The Institute for Public Relations has divided the evolution of Investor Relations into three phases. The first phase began in 1953 with Ralph Cordiner, the president and later chairman of General Electric. Ralph created a function in charge of all shareholder communications. The post war boom had created a lot of wealth in the hands of American public. Therefore, American corporations such as GE began to use Public Relations as a tool to attract this wealth as investments in their corporations.
The second era was the finance era where financial institutions controlling massive funds were courted to invest in the stock market. Many of these institutions saw the main objective of Investor Relations as a mechanism to push for higher prices of the public issue. The Enron and WorldCom Scandals would later end this period of creative accounting and publicity blitz for artificially inflated stock prices.

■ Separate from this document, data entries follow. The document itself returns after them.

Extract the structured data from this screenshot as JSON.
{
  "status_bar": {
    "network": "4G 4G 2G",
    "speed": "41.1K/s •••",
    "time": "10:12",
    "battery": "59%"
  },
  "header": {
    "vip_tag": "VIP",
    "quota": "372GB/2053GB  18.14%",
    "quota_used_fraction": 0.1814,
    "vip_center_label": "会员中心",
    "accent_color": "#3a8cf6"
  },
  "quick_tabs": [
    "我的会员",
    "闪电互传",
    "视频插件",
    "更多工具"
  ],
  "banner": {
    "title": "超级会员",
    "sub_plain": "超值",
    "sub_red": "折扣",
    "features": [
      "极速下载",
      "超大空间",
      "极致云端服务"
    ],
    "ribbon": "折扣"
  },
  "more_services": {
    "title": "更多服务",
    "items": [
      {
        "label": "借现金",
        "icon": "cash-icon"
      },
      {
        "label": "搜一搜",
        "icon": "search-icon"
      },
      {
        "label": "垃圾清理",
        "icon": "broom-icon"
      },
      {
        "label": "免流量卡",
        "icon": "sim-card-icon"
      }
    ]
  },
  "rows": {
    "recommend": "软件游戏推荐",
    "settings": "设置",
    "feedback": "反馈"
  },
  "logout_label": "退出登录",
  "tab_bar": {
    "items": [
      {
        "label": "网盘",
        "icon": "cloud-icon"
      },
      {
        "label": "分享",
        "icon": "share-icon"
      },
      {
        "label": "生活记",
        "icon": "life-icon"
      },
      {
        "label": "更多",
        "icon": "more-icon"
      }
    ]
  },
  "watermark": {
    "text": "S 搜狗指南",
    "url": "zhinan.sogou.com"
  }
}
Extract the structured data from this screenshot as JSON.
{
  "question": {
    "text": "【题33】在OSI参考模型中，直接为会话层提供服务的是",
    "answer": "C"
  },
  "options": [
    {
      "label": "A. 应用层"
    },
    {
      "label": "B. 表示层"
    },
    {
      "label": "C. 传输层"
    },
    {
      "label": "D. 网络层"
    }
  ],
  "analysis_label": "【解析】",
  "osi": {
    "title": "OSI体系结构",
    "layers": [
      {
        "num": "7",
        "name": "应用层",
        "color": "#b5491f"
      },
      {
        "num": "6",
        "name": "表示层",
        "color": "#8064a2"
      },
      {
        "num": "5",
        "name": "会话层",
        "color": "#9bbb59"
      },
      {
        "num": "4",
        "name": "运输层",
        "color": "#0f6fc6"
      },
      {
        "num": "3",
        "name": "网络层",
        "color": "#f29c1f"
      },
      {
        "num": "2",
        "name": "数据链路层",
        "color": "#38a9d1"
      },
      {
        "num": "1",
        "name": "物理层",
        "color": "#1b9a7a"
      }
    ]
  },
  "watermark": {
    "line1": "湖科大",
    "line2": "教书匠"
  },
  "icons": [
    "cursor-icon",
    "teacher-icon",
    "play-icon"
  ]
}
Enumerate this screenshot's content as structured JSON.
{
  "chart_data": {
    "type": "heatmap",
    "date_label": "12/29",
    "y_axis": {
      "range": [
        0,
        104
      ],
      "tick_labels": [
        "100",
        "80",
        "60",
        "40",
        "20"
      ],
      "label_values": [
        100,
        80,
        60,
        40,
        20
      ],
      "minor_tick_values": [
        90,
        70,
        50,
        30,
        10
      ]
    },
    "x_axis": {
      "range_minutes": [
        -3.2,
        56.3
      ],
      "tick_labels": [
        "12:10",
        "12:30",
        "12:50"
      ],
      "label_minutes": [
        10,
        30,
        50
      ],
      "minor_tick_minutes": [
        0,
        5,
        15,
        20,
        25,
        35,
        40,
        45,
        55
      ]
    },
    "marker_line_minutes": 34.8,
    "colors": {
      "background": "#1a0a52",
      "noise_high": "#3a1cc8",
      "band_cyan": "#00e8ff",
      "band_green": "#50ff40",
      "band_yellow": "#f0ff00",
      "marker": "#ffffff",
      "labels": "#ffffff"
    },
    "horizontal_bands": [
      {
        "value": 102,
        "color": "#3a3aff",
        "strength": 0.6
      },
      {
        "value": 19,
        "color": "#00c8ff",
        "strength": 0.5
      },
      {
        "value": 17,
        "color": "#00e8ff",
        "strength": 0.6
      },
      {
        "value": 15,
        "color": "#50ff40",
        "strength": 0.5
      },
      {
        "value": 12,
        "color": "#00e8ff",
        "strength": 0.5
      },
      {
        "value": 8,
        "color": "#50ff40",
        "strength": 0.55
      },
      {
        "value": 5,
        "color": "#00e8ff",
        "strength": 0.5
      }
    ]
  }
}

The current era has been defined by the Sarbanes Oxley Act on one side and by social media on the other. Regulators have bestowed new importance upon the IR industry by making executive management responsible for any shenanigans. Thus boards today focus more on the fair value of their company’s shares as opposed to driving the share price to its highest point possible.
Social Media has given an impetus to real time communication aimed directly to millions of stakeholders. Facebook and more importantly, Twitter have become the de facto outlet of choice for disseminating information for most major corporations. Investor Relations in a hyper online world has shifted and is now driven by buzz words like data analytics and reputation reengineering.
The evolution of Investor relations can be now be seen through the prism of a “valuation premium” some companies enjoy over their competitors in the same industry. Many would agree reputation is a big reason Johnson & Johnson (JNJ) trades at a much higher price-earnings ratio than Pfizer (PFE), Procter & Gamble (PG) than Unilever (UN), and Exxon Mobil (XOM) than Royal Dutch Shell (RDS). This valuation premium is believed to be a result of better reputation among all stakeholders.
Investor Relations plays a vital role in demonstrating a company’s transparency and commitment to its investors. Today’s investor is more interested in understanding the qualitative side of earnings than the 10k or 10Q. Financials are now dissected more thoroughly and leave little to chance. Thus, the Investor Relations Industry has evolved from being considered a publicity gimmick to a necessary tool in today’s corporate affairs. Public companies now understand that Investor Relations has transformed in a way that helps create synergy for both investors and the company.